A differential transmission system is known as one of the transmission systems for transmitting a digital signal between electronic devices. The differential transmission system is a system in which digital signals each having opposite phases are inputted in a single pair of signal lines, and external noise generated from the signal lines or radiation noise is cancelled out through differential transmission. Since noise is reduced by the cancellation of external noise, a signal can be transmitted at a low amplitude. This system has further advantages in that the amplitude of the signal is reduced, the rising and falling time of the signal are reduced, and the speed of signal transmission can therefore be increased.
Interface specifications that use this differential transmission system include USB (Universal Serial Bus), IEEE1394, LVDS (Low Voltage Differential Signaling), DVI (Digital Video Interface), HDMI (High-Definition Multimedia Interface), and other specifications. Among these specifications, HDMI is a high-speed digital interface that enables more digital signals to be transmitted, and that enables uncompressed digital signals to be transmitted between a source device (e.g., a DVD player, a set-top box, or the like) and a sink device (e.g., a digital television, a projector, or the like). According to HDMI, video signals and audio signals can be transmitted at high speed by a single HDMI cable.
A common mode choke coil is used as a noise suppressor in a high-speed differential transmission line. Although a differential transmission system has the characteristics of strong external noise suppression and no generation of noise, common mode noise is actually generated by slight imbalances of the two signals, and such noise is emitted from interface cables and the like. A common mode choke coil is most effective at removing this noise. Small-sized, high-performance thin-film-type common mode choke coils have been preferred for use, particularly in recent times (see Japanese Laid-open Patent Application No. H08-203737).
In HDMI and other high-speed interfaces, the structure of the ICs as such has become vulnerable to ESD (Electrostatic Discharge) as speed has been increased. Therefore, the need for ESD protection in high-speed transmission ICs is increasing, and varistors, Zener diodes, and other capacitive elements are used as ESD protection components.
However, when a capacitive element is inserted as an ESD protection component in a transmission channel, drawbacks occur in that the signals transmitted through the transmission channel, particularly high-frequency signals (200 MHz or higher) or high-speed pulse signals, are reflected and attenuated. The reason for this is that when a capacitive element is inserted in the transmission channel, the characteristic impedance in the position at which the capacitive element is inserted is reduced by the capacitance component of the capacitive element, and the impedance is mismatched at the insertion position. When there is a portion of the transmission channel in which the impedance is mismatched, the high-frequency component of the signal causes reflection in the impedance-mismatched portion, and return loss therefore occurs. As a result, the signal is significantly attenuated. The reflection also sometimes causes unwanted radiation in the transmission channel, which causes noise. In HDMI, the specified value (TDR specification) of the characteristic impedance of the transmission line is 100Ω±15% (High-Definition Multimedia Interface Specification Version 1.1).

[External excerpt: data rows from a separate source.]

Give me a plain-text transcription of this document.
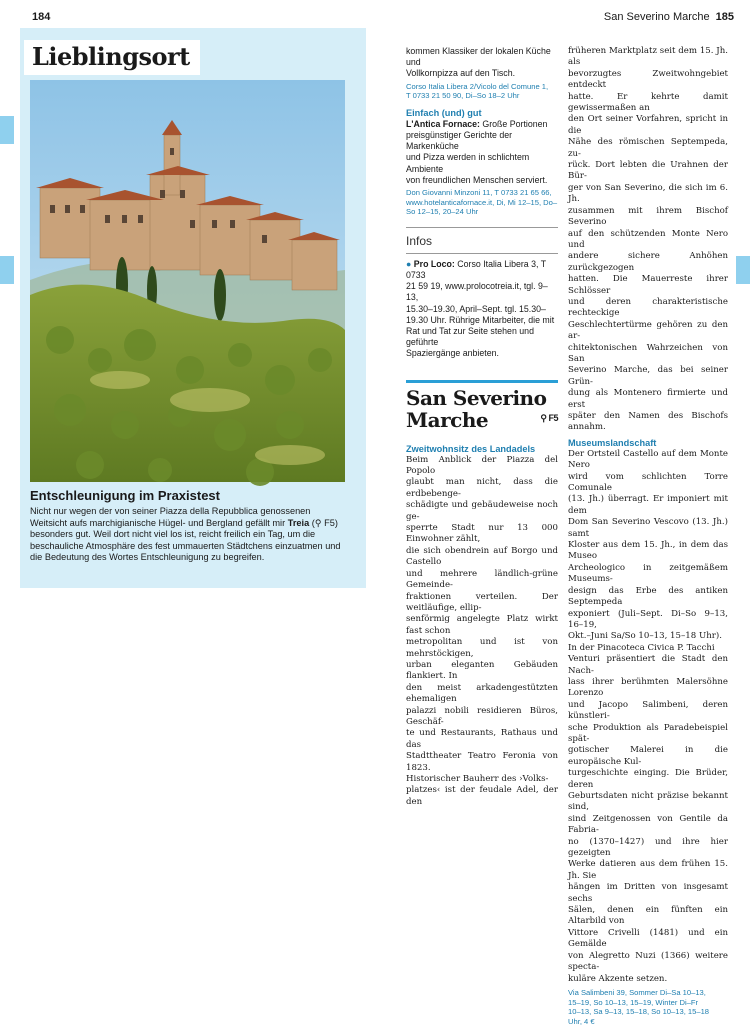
184
Lieblingsort
Entschleunigung im Praxistest
Nicht nur wegen der von seiner Piazza della Repubblica genossenen
Weitsicht aufs marchigianische Hügel- und Bergland gefällt mir Treia (⚲ F5)
besonders gut. Weil dort nicht viel los ist, reicht freilich ein Tag, um die
beschauliche Atmosphäre des fest ummauerten Städtchens einzuatmen und
die Bedeutung des Wortes Entschleunigung zu begreifen.
San Severino Marche 185
kommen Klassiker der lokalen Küche und
Vollkornpizza auf den Tisch.
Corso Italia Libera 2/Vicolo del Comune 1,
T 0733 21 50 90, Di–So 18–2 Uhr
Einfach (und) gut
L'Antica Fornace: Große Portionen
preisgünstiger Gerichte der Markenküche
und Pizza werden in schlichtem Ambiente
von freundlichen Menschen serviert.
Don Giovanni Minzoni 11, T 0733 21 65 66,
www.hotelanticafornace.it, Di, Mi 12–15, Do–
So 12–15, 20–24 Uhr
Infos
● Pro Loco: Corso Italia Libera 3, T 0733
21 59 19, www.prolocotreia.it, tgl. 9–13,
15.30–19.30, April–Sept. tgl. 15.30–
19.30 Uhr. Rührige Mitarbeiter, die mit
Rat und Tat zur Seite stehen und geführte
Spaziergänge anbieten.
San Severino
Marche	⚲ F5
Zweitwohnsitz des Landadels
Beim Anblick der Piazza del Popolo
glaubt man nicht, dass die erdbebenge-
schädigte und gebäudeweise noch ge-
sperrte Stadt nur 13 000 Einwohner zählt,
die sich obendrein auf Borgo und Castello
und mehrere ländlich-grüne Gemeinde-
fraktionen verteilen. Der weitläufige, ellip-
senförmig angelegte Platz wirkt fast schon
metropolitan und ist von mehrstöckigen,
urban eleganten Gebäuden flankiert. In
den meist arkadengestützten ehemaligen
palazzi nobili residieren Büros, Geschäf-
te und Restaurants, Rathaus und das
Stadttheater Teatro Feronia von 1823.
Historischer Bauherr des ›Volks-
platzes‹ ist der feudale Adel, der den
früheren Marktplatz seit dem 15. Jh. als
bevorzugtes Zweitwohngebiet entdeckt
hatte. Er kehrte damit gewissermaßen an
den Ort seiner Vorfahren, spricht in die
Nähe des römischen Septempeda, zu-
rück. Dort lebten die Urahnen der Bür-
ger von San Severino, die sich im 6. Jh.
zusammen mit ihrem Bischof Severino
auf den schützenden Monte Nero und
andere sichere Anhöhen zurückgezogen
hatten. Die Mauerreste ihrer Schlösser
und deren charakteristische rechteckige
Geschlechtertürme gehören zu den ar-
chitektonischen Wahrzeichen von San
Severino Marche, das bei seiner Grün-
dung als Montenero firmierte und erst
später den Namen des Bischofs annahm.
Museumslandschaft
Der Ortsteil Castello auf dem Monte Nero
wird vom schlichten Torre Comunale
(13. Jh.) überragt. Er imponiert mit dem
Dom San Severino Vescovo (13. Jh.) samt
Kloster aus dem 15. Jh., in dem das Museo
Archeologico in zeitgemäßem Museums-
design das Erbe des antiken Septempeda
exponiert (Juli–Sept. Di–So 9–13, 16–19,
Okt.–Juni Sa/So 10–13, 15–18 Uhr).
In der Pinacoteca Civica P. Tacchi
Venturi präsentiert die Stadt den Nach-
lass ihrer berühmten Malersöhne Lorenzo
und Jacopo Salimbeni, deren künstleri-
sche Produktion als Paradebeispiel spät-
gotischer Malerei in die europäische Kul-
turgeschichte einging. Die Brüder, deren
Geburtsdaten nicht präzise bekannt sind,
sind Zeitgenossen von Gentile da Fabria-
no (1370–1427) und ihre hier gezeigten
Werke datieren aus dem frühen 15. Jh. Sie
hängen im Dritten von insgesamt sechs
Sälen, denen ein fünften ein Altarbild von
Vittore Crivelli (1481) und ein Gemälde
von Alegretto Nuzi (1366) weitere specta-
kuläre Akzente setzen.
Via Salimbeni 39, Sommer Di–Sa 10–13,
15–19, So 10–13, 15–19, Winter Di–Fr
10–13, Sa 9–13, 15–18, So 10–13, 15–18
Uhr, 4 €
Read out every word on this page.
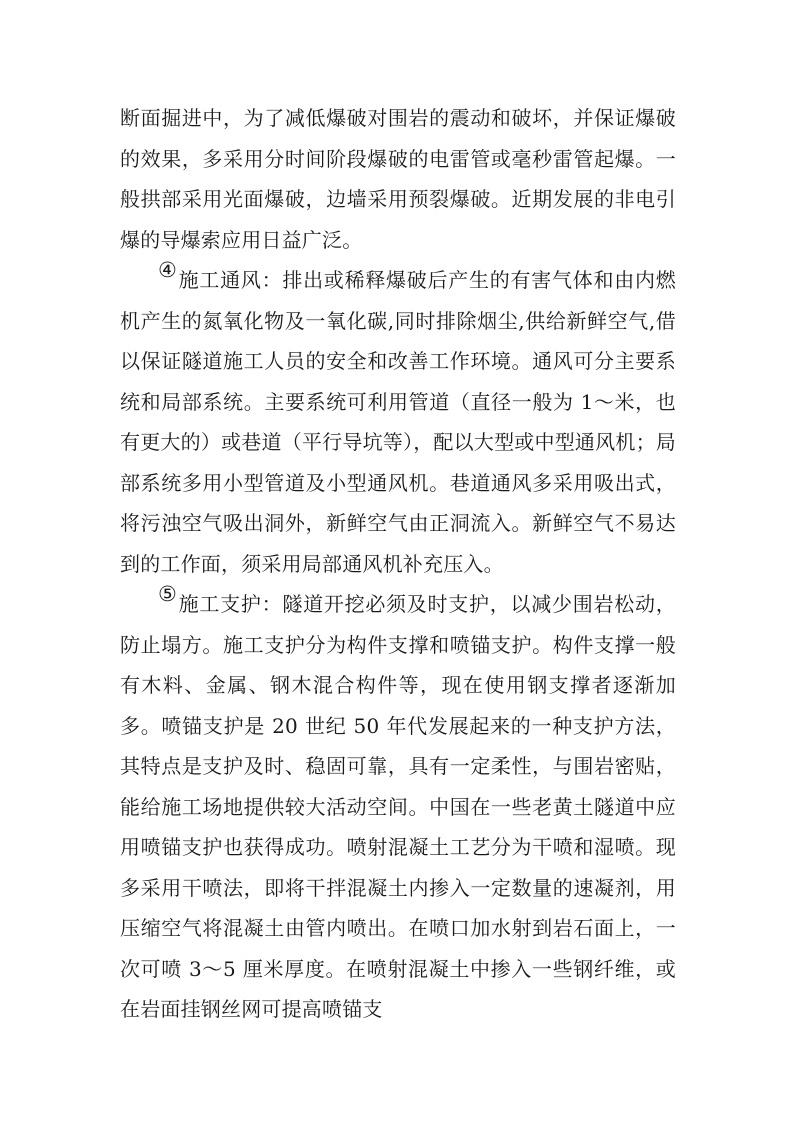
断面掘进中，为了减低爆破对围岩的震动和破坏，并保证爆破的效果，多采用分时间阶段爆破的电雷管或毫秒雷管起爆。一般拱部采用光面爆破，边墙采用预裂爆破。近期发展的非电引爆的导爆索应用日益广泛。

④施工通风：排出或稀释爆破后产生的有害气体和由内燃机产生的氮氧化物及一氧化碳,同时排除烟尘,供给新鲜空气,借以保证隧道施工人员的安全和改善工作环境。通风可分主要系统和局部系统。主要系统可利用管道（直径一般为 1～米，也有更大的）或巷道（平行导坑等），配以大型或中型通风机；局部系统多用小型管道及小型通风机。巷道通风多采用吸出式，将污浊空气吸出洞外，新鲜空气由正洞流入。新鲜空气不易达到的工作面，须采用局部通风机补充压入。

⑤施工支护：隧道开挖必须及时支护，以减少围岩松动，防止塌方。施工支护分为构件支撑和喷锚支护。构件支撑一般有木料、金属、钢木混合构件等，现在使用钢支撑者逐渐加多。喷锚支护是 20 世纪 50 年代发展起来的一种支护方法，其特点是支护及时、稳固可靠，具有一定柔性，与围岩密贴，能给施工场地提供较大活动空间。中国在一些老黄土隧道中应用喷锚支护也获得成功。喷射混凝土工艺分为干喷和湿喷。现多采用干喷法，即将干拌混凝土内掺入一定数量的速凝剂，用压缩空气将混凝土由管内喷出。在喷口加水射到岩石面上，一次可喷 3～5 厘米厚度。在喷射混凝土中掺入一些钢纤维，或在岩面挂钢丝网可提高喷锚支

As a result of concentrated investigation of signal transmission circuits capable of suppressing a reduction in the characteristic impedance even when a capacitive element is used for ESD protection, the inventors discovered that a reduction of characteristic impedance is effectively suppressed by providing a common mode choke coil, and an inductor that is substantially not magnetically coupled with an inductor included in the common mode choke coil, in a state in which the common mode choke coil and the inductor are connected in series to each other in a stage prior to a capacitive element. Furthermore, including a characteristic impedance adjustment coil in the common mode choke coil makes it possible to reduce the number of components, lower the cost, and enhance reliability (see Japanese Laid-open Patent Application No. 2006-140229).
However, merely adding a characteristic impedance adjustment coil to the common mode choke coil is inadequate, and there is a need for a characteristic impedance adjustment coil having satisfactory characteristics in which there is minimal fluctuation in the inductor values of two characteristic impedance adjustment coils, and in which magnetic coupling between inductors is adequately suppressed.